His imprisonment and persecution for his beliefs led to much action and witness in society. Maule’s actions would put his advocacy of the witches in a long line of Quaker witnesses who would call for improved conditions in prisons, mental health hospitals to stop the practice of jailing mentally ill people, the end of the enslavement of black people in America, and the rights for women to vote in this country.
As well, Thomas Maule spoke directly against the government or theocracy of his day. Some consider our country under a theocracy of sorts as fundamental Christianity has been swept up as a major part of the political dialogue, as well as making decisions and policies in this country.
Today, Quakers still must stand, like Thomas Maule, and advocate for people of other faith communities who are being abused or neglected by the systems in place.
And I am not just talking about being tolerant of people who believe different than us Quakers – I mean being willing to defend them and stand with them when they are being treated wrongly.

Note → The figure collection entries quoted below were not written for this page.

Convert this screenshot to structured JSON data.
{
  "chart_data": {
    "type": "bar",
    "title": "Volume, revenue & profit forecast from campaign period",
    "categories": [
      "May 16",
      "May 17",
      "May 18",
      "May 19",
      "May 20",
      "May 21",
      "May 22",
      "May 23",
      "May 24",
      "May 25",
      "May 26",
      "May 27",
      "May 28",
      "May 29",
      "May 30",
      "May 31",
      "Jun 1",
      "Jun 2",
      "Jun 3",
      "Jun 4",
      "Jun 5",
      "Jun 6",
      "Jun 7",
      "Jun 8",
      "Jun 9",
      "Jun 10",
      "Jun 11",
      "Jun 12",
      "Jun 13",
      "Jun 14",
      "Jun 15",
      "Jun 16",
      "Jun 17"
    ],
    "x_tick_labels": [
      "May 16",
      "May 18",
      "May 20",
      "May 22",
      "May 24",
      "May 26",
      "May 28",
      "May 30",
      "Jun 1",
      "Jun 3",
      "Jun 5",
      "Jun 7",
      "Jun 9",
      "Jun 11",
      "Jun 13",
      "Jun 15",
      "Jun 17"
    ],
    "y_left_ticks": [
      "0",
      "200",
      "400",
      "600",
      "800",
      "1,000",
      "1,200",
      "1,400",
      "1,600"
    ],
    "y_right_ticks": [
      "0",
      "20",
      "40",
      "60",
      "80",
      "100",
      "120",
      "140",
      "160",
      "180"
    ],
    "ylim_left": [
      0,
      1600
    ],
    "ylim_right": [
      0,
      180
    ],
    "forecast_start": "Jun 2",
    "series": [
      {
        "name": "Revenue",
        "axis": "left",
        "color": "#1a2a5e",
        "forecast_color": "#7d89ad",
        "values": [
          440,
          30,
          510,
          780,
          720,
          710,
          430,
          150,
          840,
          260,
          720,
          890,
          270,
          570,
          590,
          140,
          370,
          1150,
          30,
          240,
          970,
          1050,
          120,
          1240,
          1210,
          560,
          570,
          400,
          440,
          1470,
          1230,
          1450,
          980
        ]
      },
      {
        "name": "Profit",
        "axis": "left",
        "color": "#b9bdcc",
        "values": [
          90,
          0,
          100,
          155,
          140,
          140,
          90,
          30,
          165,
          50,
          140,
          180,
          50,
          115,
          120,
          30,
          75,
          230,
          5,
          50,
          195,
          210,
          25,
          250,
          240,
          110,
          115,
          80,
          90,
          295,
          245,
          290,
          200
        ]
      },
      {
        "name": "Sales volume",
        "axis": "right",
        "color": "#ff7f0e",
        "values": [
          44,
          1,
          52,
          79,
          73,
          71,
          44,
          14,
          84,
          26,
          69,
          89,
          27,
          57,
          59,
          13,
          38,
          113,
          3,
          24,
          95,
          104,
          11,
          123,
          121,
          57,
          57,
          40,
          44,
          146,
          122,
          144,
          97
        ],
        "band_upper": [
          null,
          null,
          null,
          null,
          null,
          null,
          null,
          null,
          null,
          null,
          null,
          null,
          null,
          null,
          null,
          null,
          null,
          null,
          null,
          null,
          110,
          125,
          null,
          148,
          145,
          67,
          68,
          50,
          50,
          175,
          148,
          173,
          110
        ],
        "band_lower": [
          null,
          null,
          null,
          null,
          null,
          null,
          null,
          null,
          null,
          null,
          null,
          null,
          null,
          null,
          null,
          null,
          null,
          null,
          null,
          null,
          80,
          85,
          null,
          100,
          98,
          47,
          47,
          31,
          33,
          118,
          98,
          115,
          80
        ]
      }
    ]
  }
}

This week on the news I was saddened to see antisemitism on the rise again in this country. The Anti-Defamation League shows that anti-semetic incidents have increased by 34% since 2021 and the numbers are rising as we get closer to elections.
As well, the United Nations recently said there is an overall increase in Islamophobia specifically in the United States and Europe. Over 30% of people still hold Muslims in a “negative light.”
2019 saw the greatest increase in violence against religious communities in almost a decade in our country and the numbers continue to rise.
I think we too quickly forget that religious freedom, one of our core First Amendment principles, supports the freedom of an individual or community, in public or private, to manifest religion or belief in teaching, practice, worship, and observance.
Sadly, too many religious folks (who many call themselves Christian), think much like the Puritans in colonial Salem that religious freedom is to be perceived as something that is only meant to protect some citizens at the expense of others.
By speaking up like Thomas Maule, we can demonstrate that such rhetoric does not hurt only a subsection of the population, but ALL of us.
And please understand, it does not have to mean we must do this only in the court of law. No, this means you and I standing up for our siblings of other faiths in conversations within our families, at work, in classrooms, in our neighborhoods and communities, and especially through our vote.
So, as we enter waiting worship this morning, I want us to ponder the following queries:
· Am I aware of someone of another faith community that is being mistreated, neglected, or simply not heard?
· How might I advocate for them?
· What rhetoric might I need to change or stop using altogether, so that ALL people will benefit?